Мне глубоко за сорок, я давно и прочно живу даже не в другом городе – в другой стране – но что это может значить для еврейской мамы! Первый ее вопрос всегда: «Ты кушал?». Даже когда я выиграл свою первую статуэтку ТЭФИ и дрожащими руками набрал ее номер, чтобы поделиться новостью, первое, что было мне ответом: «ТЭФИ, сынок, это понятно, но ты не голодный? Точно?».
Она всегда просит предупреждать ее о своем приезде заблаговременно. Хотя бы за день. Чтобы наготовить еды. Когда я приезжаю и, не дай Б-г, признаюсь, что не голоден, она сокрушается: «Для кого я все это готовила? Полный холодильник! Возьми с собой хотя бы колбаску, пожуешь по дороге!». И я беру. Колбаску. Чтобы пожевать по дороге.

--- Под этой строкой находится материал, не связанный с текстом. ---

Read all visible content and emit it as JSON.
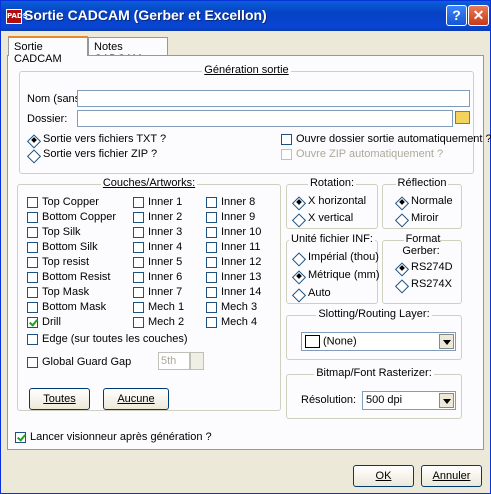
{
  "window": {
    "title": "Sortie CADCAM (Gerber et Excellon)",
    "icon": "app-icon",
    "help_label": "?",
    "close_label": "✕"
  },
  "tabs": [
    {
      "label": "Sortie CADCAM"
    },
    {
      "label": "Notes CADCAM"
    }
  ],
  "generation": {
    "title": "Génération sortie",
    "nom_label": "Nom (sans",
    "nom_value": "",
    "dossier_label": "Dossier:",
    "dossier_value": "",
    "folder_icon": "folder-icon",
    "txt_label": "Sortie vers fichiers TXT ?",
    "zip_label": "Sortie vers fichier ZIP ?",
    "open_auto_label": "Ouvre dossier sortie automatiquement ?",
    "open_zip_label": "Ouvre ZIP automatiquement ?"
  },
  "layers": {
    "title": "Couches/Artworks:",
    "col1": [
      {
        "label": "Top Copper",
        "checked": false
      },
      {
        "label": "Bottom Copper",
        "checked": false
      },
      {
        "label": "Top Silk",
        "checked": false
      },
      {
        "label": "Bottom Silk",
        "checked": false
      },
      {
        "label": "Top resist",
        "checked": false
      },
      {
        "label": "Bottom Resist",
        "checked": false
      },
      {
        "label": "Top Mask",
        "checked": false
      },
      {
        "label": "Bottom Mask",
        "checked": false
      },
      {
        "label": "Drill",
        "checked": true
      }
    ],
    "col2": [
      {
        "label": "Inner 1"
      },
      {
        "label": "Inner 2"
      },
      {
        "label": "Inner 3"
      },
      {
        "label": "Inner 4"
      },
      {
        "label": "Inner 5"
      },
      {
        "label": "Inner 6"
      },
      {
        "label": "Inner 7"
      },
      {
        "label": "Mech 1"
      },
      {
        "label": "Mech 2"
      }
    ],
    "col3": [
      {
        "label": "Inner 8"
      },
      {
        "label": "Inner 9"
      },
      {
        "label": "Inner 10"
      },
      {
        "label": "Inner 11"
      },
      {
        "label": "Inner 12"
      },
      {
        "label": "Inner 13"
      },
      {
        "label": "Inner 14"
      },
      {
        "label": "Mech 3"
      },
      {
        "label": "Mech 4"
      }
    ],
    "edge_label": "Edge (sur toutes les couches)",
    "guard_label": "Global Guard Gap",
    "guard_value": "5th",
    "all_button": "Toutes",
    "none_button": "Aucune"
  },
  "rotation": {
    "title": "Rotation:",
    "opt1": "X horizontal",
    "opt2": "X vertical"
  },
  "reflection": {
    "title": "Réflection",
    "opt1": "Normale",
    "opt2": "Miroir"
  },
  "units": {
    "title": "Unité fichier INF:",
    "opt1": "Impérial (thou)",
    "opt2": "Métrique (mm)",
    "opt3": "Auto"
  },
  "format": {
    "title": "Format Gerber:",
    "opt1": "RS274D",
    "opt2": "RS274X"
  },
  "slotting": {
    "title": "Slotting/Routing Layer:",
    "value": "(None)"
  },
  "bitmap": {
    "title": "Bitmap/Font Rasterizer:",
    "res_label": "Résolution:",
    "res_value": "500 dpi"
  },
  "launch_label": "Lancer visionneur après génération ?",
  "ok_button": "OK",
  "cancel_button": "Annuler"
}
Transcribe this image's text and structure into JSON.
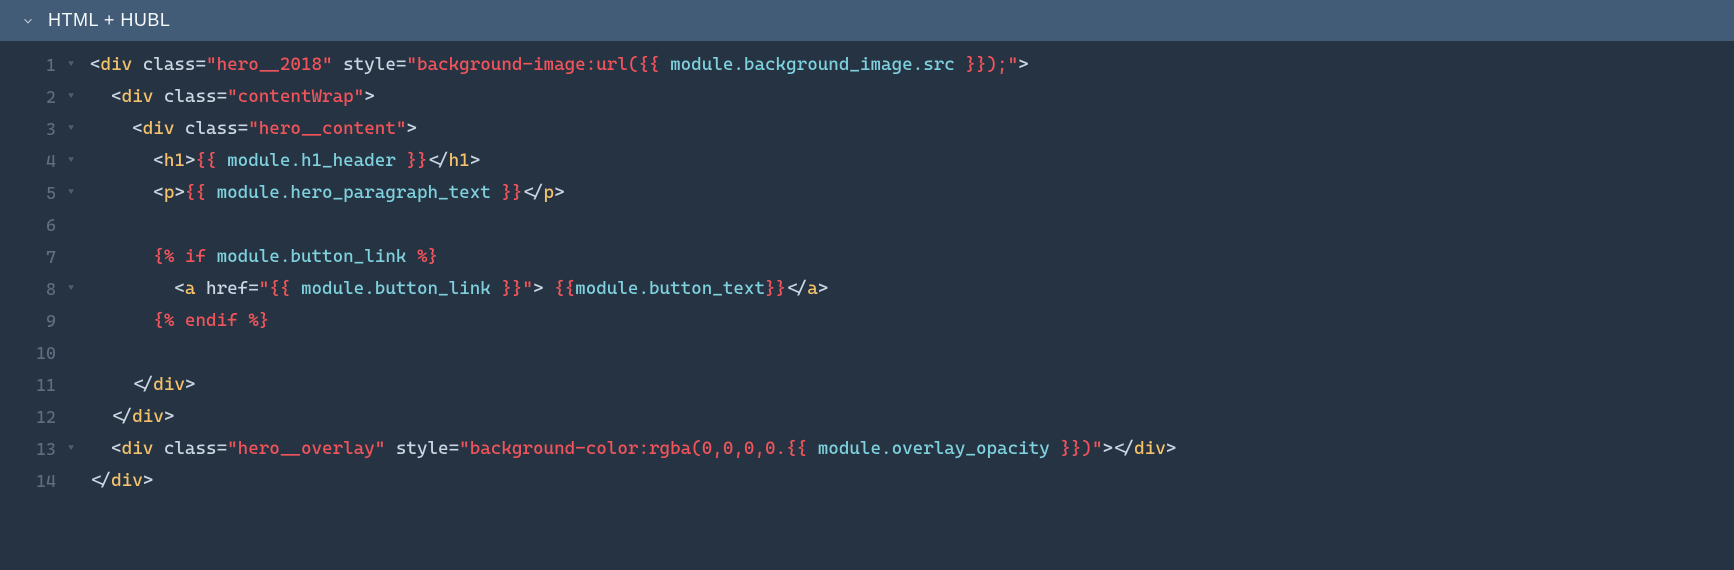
{
  "header": {
    "title": "HTML + HUBL"
  },
  "gutter": {
    "lines": [
      {
        "num": "1",
        "fold": true
      },
      {
        "num": "2",
        "fold": true
      },
      {
        "num": "3",
        "fold": true
      },
      {
        "num": "4",
        "fold": true
      },
      {
        "num": "5",
        "fold": true
      },
      {
        "num": "6",
        "fold": false
      },
      {
        "num": "7",
        "fold": false
      },
      {
        "num": "8",
        "fold": true
      },
      {
        "num": "9",
        "fold": false
      },
      {
        "num": "10",
        "fold": false
      },
      {
        "num": "11",
        "fold": false
      },
      {
        "num": "12",
        "fold": false
      },
      {
        "num": "13",
        "fold": true
      },
      {
        "num": "14",
        "fold": false
      }
    ]
  },
  "code": {
    "l1": {
      "tag": "div",
      "attr_class": "class",
      "val_class": "\"hero__2018\"",
      "attr_style": "style",
      "val_style_a": "\"background-image:url(",
      "hubl_open": "{{",
      "hubl_var": "module.background_image.src",
      "hubl_close": "}}",
      "val_style_b": ");\""
    },
    "l2": {
      "tag": "div",
      "attr_class": "class",
      "val_class": "\"contentWrap\""
    },
    "l3": {
      "tag": "div",
      "attr_class": "class",
      "val_class": "\"hero__content\""
    },
    "l4": {
      "tag_open": "h1",
      "hubl_open": "{{",
      "hubl_var": "module.h1_header",
      "hubl_close": "}}",
      "tag_close": "h1"
    },
    "l5": {
      "tag_open": "p",
      "hubl_open": "{{",
      "hubl_var": "module.hero_paragraph_text",
      "hubl_close": "}}",
      "tag_close": "p"
    },
    "l7": {
      "delim_open": "{%",
      "kw_if": "if",
      "var": "module.button_link",
      "delim_close": "%}"
    },
    "l8": {
      "tag": "a",
      "attr_href": "href",
      "val_href_a": "\"",
      "hubl_open": "{{",
      "hubl_var": "module.button_link",
      "hubl_close": "}}",
      "val_href_b": "\"",
      "hubl_open2": "{{",
      "hubl_var2": "module.button_text",
      "hubl_close2": "}}",
      "tag_close": "a"
    },
    "l9": {
      "delim_open": "{%",
      "kw_endif": "endif",
      "delim_close": "%}"
    },
    "l11": {
      "tag": "div"
    },
    "l12": {
      "tag": "div"
    },
    "l13": {
      "tag": "div",
      "attr_class": "class",
      "val_class": "\"hero__overlay\"",
      "attr_style": "style",
      "val_style_a": "\"background-color:rgba(0,0,0,0.",
      "hubl_open": "{{",
      "hubl_var": "module.overlay_opacity",
      "hubl_close": "}}",
      "val_style_b": ")\"",
      "tag_close": "div"
    },
    "l14": {
      "tag": "div"
    }
  }
}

Мама – это единственная женщина на земле, в глазах которой я всегда похудевший. По ее мнению, у меня вваливается живот, щеки и порой даже нос. Она смотрит на меня, как на самое дорогое произведение искусства и подмечает буквально все: мешки под глазами («ты когда-нибудь спишь?»), морщинки в уголках глаз («у тебя точно все в порядке?»), первые седые волосы… Она искренне удивляется, как такое возможно в мои-то сорок лет – седые волосы! Удивительно.
Мама смотрит телевизор, чтобы всегда находить там «своих»: «А ты знаешь, что Лариса Долина тоже еврейка?»… Или иногда примерно так: «Он тоже еврей? Вот на него бы точно никогда бы не подумала».
Когда мне плохо или неприятности в делах, мама неизменно советует одно – подойти к Кобзону. Ну, просто вот подойти. Нас, в конце концов, объединяет один город. И по степени медийности в маминых глазах мы с Кобзоном занимаем примерно одну ступеньку. Он поможет, точно. Можно еще к Пугачевой. У нее дом в Кейсарии.
У мамы всегда наготове кассеты с еврейской музыкой. Она практически не знает идыш, но он ей роднее белорусского. Раз в месяц она спрашивает меня, слышал ли я «Семь сорок» и «Папиросы». Она как ребенок восхищается, какой у него – того, кто в магнитофоне – обалденный голос.
Самое светлое воспоминание моего детства и маминой зрелости – когда мы всей семьей собирались в Николаеве и отмечали семидесятилетие дедушки Гриши. Это было незадолго до того, как он репатриировался в Израиль. Тетя Оля тогда пела еврейские песни, а мама плакала.
Где-то в маминых шкафчиках старые цветные фото с не нашей жизнью – Нью-Йорк, Чикаго, Тель-Авив…. Все еврейские родственники разъехались по миру, не решилась на это только мама. Вот на фото моя любимая тетя Инна, мамина родная сестра, там, в далеком, фантастическом раю под названием Бруклин, где кругом – наши.
Мамина самая заветная мечта – поехать в Израиль. На золотую свадьбу дяди Аркаши – это ее двоюродный брат. Там соберется вся родня, как тогда, четверть века назад на семидесятилетии дедушки Гриши. И все та же тетя Оля наверняка споет еврейские песни. А мама снова будет плакать. И я ее за это очень люблю. И благодарю.